HIRSCH: A lot of Protestant theology was about what we call soteriology—how are we saved and how we deal with our guilt before God. I believe that’s vital and true and still abides, of course, because it’s part of the gospel. But I think we’ve over-focused on that, and we’ve reduced the gospel simply to covenantal dynamics. We need to recover what it means to be part of a kingdom. Kingdom and covenant are the heartbeat, the warp and woof of Scripture, and they should be structured around the notion of the sovereignty of the kingship of God, particularly God’s rule in and through God’s people, as well as the covenant relationship that God has established with us. God has bonded himself to us in Jesus Christ, and we can trust that bond. But the loss of kingdom theology has caused us to lose our capacity to be a kingdom people. We don’t know what it looks like to be a people who live a different way. The notion of a just society under the final rule—this is Revelation 20, when God rules and it’s finally complete. There will be no more tears, no more brokenness; all things will be healed. That’s what we’re meant to live now. The church is a sign, symbol, and foretaste of the kingdom of God, and I think justice, mercy, evangelism, witness—all these things fit within that fabric. The fact that many Protestants have bound themselves only to covenant theology is a reduction of the gospel. The gospel is the gospel of the King and the kingdom, and the two are bound together. Ultimately Jesus will be all in all. In Colossians and Ephesians, it gives the picture of Jesus when he rules completely, and everything will be bound together in harmony. He heals our universe. That’s kingdom language, folks. I think we need to recover that mostly, and that would make some sense out of the hole in our gospel. The gospel is much bigger than we’ve made it.

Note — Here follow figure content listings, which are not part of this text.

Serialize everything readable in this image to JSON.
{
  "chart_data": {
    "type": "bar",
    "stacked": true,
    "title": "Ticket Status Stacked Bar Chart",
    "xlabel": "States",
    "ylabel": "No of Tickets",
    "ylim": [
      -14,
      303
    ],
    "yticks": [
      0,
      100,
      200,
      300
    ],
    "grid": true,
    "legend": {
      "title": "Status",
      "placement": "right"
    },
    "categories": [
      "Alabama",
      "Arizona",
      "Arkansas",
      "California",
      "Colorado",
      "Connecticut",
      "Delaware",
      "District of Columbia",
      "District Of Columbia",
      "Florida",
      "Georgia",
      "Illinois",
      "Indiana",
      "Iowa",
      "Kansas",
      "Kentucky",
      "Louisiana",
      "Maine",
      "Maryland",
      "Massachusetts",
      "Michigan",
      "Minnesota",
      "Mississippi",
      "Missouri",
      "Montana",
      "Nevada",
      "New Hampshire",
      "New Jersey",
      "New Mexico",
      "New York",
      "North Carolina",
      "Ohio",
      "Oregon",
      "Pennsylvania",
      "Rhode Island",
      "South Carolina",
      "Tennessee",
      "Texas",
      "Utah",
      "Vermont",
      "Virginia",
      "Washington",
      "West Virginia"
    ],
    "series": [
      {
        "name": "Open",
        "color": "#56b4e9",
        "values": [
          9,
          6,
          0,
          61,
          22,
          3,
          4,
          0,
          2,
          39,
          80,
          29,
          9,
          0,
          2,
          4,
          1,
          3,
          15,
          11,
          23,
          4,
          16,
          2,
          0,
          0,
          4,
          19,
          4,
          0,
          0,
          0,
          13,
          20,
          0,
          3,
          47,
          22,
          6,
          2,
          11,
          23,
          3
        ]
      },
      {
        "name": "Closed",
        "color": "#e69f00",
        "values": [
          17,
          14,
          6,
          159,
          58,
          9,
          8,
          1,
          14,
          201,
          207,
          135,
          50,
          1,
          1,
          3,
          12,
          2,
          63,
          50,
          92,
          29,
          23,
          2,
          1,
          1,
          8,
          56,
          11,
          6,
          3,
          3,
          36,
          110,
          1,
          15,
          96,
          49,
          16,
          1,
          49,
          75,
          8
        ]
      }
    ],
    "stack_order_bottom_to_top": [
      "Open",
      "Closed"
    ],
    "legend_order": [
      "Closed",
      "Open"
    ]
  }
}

G&P: WHAT DO YOU CONSIDER THE MOST IMPORTANT TAKEAWAY FROM YOUR WRITING AND SPEAKING?
HIRSCH: The biggest secret weapon in God’s hands is God’s people. When everyone is in the game and gets to play, we can change the world. And we become a good people. We have to be willing to take the journey of what it means to be a movement again, to be the kind of church Jesus intended us to be. The church Jesus intended is for world transformation, and we have all the capacities Jesus has given us to get the job done. So let’s do whatever we can to activate God’s people into the equation, and then the magic can all happen again.